Lower hip from side plank: Hips, Obliques, Shoulders, Arms
Start in your preferred side plank position (either on your elbow or with your arm extended). Next, begin by lowering the hips keeping your shoulder and arm strong. When your hips are only a few inches off the ground, raise them back up to side plank. This is 1 rep—do 10 reps on each side.
Reverse Plank: Buttocks, Back, Hips, Shoulders, Arms
Come to a seated position with your legs extended in front of you. Place your hands behind you with your fingers facing away from your back. Lift those hips off the ground creating a straight line with your body. Your shoulders must be over your wrists to provide adequate support. Hold this position for 5 deep breaths. Lower your hips down to rest and then repeat the process twice more.
Reverse plank with leg lifts: Buttocks, Back, Hips, Shoulders, Arms
Begin in your reverse plank position. Lift your right leg up off the ground and hold this position for a few seconds. Lower your leg and repeat on the left (Nicole demonstrates below). This is 1 rep—try to do 5-10 reps.
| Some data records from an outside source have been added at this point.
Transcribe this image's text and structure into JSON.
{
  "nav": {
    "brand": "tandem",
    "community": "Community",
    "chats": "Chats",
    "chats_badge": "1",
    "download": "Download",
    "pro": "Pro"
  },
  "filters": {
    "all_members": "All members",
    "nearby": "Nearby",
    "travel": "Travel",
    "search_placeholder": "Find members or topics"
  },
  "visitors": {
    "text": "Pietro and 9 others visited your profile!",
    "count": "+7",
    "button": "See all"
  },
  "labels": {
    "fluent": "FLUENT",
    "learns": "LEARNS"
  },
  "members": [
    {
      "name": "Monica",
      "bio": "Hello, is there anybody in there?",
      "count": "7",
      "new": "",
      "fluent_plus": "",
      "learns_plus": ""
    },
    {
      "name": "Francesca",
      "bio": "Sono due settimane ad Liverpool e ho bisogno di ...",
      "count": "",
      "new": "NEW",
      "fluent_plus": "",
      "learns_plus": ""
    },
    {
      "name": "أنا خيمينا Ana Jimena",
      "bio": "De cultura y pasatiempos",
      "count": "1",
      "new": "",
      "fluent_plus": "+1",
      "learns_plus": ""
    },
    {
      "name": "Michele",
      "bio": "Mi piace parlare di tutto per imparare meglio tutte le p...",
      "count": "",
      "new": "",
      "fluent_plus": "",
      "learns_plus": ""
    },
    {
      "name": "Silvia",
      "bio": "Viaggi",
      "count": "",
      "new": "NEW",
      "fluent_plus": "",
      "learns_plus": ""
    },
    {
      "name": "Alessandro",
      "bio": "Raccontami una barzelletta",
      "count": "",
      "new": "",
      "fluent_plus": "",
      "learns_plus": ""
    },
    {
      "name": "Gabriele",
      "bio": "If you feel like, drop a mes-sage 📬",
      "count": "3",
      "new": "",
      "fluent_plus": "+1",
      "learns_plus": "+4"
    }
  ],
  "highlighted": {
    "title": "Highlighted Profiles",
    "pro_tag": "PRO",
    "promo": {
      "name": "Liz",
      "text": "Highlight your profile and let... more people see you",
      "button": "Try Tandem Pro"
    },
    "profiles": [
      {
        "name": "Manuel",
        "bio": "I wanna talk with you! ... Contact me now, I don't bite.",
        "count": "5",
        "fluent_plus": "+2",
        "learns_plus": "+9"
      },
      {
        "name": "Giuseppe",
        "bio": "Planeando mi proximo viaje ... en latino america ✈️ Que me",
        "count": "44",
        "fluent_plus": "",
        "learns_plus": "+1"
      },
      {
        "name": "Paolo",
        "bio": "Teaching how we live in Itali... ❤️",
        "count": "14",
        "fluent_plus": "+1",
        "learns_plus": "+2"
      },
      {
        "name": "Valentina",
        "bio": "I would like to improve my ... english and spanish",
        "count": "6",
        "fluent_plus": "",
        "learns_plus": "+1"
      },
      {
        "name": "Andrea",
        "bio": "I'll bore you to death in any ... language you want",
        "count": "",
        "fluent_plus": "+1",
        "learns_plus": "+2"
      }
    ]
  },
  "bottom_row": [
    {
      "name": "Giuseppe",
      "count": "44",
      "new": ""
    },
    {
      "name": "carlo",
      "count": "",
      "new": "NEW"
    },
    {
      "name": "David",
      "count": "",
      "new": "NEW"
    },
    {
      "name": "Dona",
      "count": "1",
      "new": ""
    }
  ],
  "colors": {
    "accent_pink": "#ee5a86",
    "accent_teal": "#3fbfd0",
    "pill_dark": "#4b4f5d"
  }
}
If keeping a slim tummy is important to you, incorporate some or all of these exercises into your ab routine and remember to engage your abs during all of your daily activities. Clench your core during cardio exercises or during your car ride to work and you will start to see results in no time. Doing so will also help you hold those pesky planks a little longer.
If you are still struggling to hold planks and you think your arms are the issue, incorporate some arm toning exercises into your workout routine.